Slice of Key Lime Pie and a Side of Citrus Canker

 

 

For early information regarding Citrus Canker please check out The Historical Museum of Southern Florida

Citrus canker, a bacterial disease, was found in 13 locations of 4 Florida counties between 1986 and 1992. Bacterial citrus canker had been declared erradicated from Florida in 1933 after more than 258,000 grove trees and 3 million nursery trees were detroyed (more than $6 million was spent for this erradication effort). By 1934 more than 20 million (cost exceeding $25 million) trees had been destroyed along the Gulf Coast (Florida to Texas). To maintain an citrus canker free area for such a long time was done by using stringent border inspections of fruit and plants. Also quarantine restrictions required that infected trees and all plant material within 125 ft must be burned. Citrus workers wore clothing that was easy to remove at the fields and machinery was thoroughly cleaned after work in a grove. Shipments of citrus was only to non-citrus growing states. The 2000 season is already starting to feel the effects of citrus canker as 4 counties in Florida were declared as agricultural disastor areas.

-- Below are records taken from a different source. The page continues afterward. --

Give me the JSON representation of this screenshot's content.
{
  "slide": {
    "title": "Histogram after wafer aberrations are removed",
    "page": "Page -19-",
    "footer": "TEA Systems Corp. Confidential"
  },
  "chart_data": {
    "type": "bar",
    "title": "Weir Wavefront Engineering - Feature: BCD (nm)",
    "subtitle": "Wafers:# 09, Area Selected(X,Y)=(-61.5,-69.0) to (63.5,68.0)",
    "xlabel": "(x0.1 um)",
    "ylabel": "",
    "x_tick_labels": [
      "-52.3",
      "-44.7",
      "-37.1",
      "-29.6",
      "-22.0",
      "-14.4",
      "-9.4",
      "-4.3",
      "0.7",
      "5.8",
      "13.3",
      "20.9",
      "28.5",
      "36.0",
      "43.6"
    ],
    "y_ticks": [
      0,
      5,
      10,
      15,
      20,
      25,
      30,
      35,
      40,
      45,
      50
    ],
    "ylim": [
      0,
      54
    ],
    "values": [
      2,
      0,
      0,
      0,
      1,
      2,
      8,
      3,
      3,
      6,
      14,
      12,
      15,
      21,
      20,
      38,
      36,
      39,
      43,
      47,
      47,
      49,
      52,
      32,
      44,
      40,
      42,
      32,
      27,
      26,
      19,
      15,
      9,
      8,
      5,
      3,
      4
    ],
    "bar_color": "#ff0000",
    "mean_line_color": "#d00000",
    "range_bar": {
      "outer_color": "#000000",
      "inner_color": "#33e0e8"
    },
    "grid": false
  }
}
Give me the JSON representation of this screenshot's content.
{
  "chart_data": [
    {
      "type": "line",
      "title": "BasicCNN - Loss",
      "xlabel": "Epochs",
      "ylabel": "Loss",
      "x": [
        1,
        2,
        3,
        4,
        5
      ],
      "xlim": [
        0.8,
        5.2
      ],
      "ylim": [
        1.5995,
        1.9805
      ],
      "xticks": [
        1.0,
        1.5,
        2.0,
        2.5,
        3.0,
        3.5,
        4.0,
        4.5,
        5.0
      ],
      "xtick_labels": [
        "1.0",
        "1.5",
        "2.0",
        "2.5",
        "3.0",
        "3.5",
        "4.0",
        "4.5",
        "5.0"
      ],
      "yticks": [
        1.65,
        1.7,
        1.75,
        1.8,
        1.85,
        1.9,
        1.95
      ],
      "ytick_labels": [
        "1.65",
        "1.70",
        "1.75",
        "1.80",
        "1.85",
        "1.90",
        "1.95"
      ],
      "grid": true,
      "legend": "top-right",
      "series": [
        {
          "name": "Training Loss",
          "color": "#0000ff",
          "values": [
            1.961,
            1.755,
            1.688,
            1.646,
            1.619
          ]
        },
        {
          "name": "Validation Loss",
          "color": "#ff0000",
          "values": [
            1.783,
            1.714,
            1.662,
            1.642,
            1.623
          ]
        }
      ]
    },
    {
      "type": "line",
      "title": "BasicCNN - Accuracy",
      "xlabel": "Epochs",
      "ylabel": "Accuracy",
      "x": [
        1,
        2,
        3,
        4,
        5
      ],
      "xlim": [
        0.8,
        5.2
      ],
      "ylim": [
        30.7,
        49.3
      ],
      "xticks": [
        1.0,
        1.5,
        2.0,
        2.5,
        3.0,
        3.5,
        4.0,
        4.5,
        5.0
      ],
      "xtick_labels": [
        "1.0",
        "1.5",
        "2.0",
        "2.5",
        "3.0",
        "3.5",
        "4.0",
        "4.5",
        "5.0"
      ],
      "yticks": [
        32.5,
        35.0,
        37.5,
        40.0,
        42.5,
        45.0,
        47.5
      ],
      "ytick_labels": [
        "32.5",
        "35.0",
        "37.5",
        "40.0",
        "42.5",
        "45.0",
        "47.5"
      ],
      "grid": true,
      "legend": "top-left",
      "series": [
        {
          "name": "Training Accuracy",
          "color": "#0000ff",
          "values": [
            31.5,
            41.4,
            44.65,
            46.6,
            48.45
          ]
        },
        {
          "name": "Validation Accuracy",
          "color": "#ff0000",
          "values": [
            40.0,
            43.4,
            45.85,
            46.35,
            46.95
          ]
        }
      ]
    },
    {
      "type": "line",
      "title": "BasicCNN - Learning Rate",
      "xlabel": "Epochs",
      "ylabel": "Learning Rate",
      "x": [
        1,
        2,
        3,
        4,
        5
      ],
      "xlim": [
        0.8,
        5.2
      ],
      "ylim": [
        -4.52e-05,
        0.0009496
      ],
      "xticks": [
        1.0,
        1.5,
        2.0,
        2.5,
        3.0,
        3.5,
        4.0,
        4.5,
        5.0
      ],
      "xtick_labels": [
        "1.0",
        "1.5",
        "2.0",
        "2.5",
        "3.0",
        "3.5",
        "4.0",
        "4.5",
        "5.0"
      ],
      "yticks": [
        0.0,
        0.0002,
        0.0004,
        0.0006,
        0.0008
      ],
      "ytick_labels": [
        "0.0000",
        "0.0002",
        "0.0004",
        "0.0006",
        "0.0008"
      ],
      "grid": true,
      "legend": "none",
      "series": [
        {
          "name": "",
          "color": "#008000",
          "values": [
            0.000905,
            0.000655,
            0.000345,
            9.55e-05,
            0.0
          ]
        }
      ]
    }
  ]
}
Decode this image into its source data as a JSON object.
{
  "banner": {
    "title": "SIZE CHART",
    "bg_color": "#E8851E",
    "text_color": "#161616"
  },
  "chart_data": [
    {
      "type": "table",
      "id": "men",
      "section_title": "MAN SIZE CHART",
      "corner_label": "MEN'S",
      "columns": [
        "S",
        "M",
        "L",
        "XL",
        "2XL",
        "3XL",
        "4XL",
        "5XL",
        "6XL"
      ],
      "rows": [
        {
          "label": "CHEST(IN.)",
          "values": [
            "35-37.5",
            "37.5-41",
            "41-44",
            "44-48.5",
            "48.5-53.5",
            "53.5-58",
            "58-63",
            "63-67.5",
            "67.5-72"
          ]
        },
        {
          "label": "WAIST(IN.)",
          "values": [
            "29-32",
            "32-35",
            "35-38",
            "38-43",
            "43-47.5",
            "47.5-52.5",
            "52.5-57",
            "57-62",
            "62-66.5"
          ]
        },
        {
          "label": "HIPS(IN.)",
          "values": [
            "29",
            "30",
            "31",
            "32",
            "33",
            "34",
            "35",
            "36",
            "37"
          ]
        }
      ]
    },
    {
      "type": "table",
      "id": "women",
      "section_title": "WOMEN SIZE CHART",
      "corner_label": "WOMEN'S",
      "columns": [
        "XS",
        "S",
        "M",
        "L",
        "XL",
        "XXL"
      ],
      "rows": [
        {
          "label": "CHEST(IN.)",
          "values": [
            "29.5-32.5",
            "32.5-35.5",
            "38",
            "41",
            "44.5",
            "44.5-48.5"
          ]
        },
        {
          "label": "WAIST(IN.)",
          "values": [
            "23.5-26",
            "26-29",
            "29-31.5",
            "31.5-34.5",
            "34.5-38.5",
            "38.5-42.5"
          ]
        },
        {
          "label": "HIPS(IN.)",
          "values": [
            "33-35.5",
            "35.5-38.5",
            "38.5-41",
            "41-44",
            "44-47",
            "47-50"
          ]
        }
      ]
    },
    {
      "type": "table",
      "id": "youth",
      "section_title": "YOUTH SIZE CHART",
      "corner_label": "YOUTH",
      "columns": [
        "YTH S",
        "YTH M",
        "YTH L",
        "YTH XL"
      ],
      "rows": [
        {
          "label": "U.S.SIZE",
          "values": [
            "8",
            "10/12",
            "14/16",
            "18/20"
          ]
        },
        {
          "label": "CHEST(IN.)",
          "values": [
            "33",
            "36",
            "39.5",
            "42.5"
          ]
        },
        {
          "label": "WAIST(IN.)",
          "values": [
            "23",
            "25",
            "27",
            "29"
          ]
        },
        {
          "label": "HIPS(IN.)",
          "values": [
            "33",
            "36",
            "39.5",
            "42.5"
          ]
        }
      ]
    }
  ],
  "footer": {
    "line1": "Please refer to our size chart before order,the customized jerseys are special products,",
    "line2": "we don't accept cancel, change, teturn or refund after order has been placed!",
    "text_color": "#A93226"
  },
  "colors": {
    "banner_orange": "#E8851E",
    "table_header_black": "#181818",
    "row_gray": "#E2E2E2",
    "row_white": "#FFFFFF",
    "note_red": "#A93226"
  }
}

So what does citrus canker do to the citrus plants and what causes it?

 

Xanthomonas citri, a bacterium, overwinters in leaf, twig, and fruit canker lesions. An ooze comes out of the lesions during warm, rainy weather and the bacteria is splashed onto tissue. It enters through stomata or wounds. Lesions appear on tissues and fruit as slightly raised, round, light green spots. Eventually they turn grayish and rupture, to appear corky with brown sunken centers. Severely infected fruit appear scabbed and deformed.

Control of this pathogen once it is in an area is dependent upon erradicating the pathogen. This is done by burning and detroying infected trees.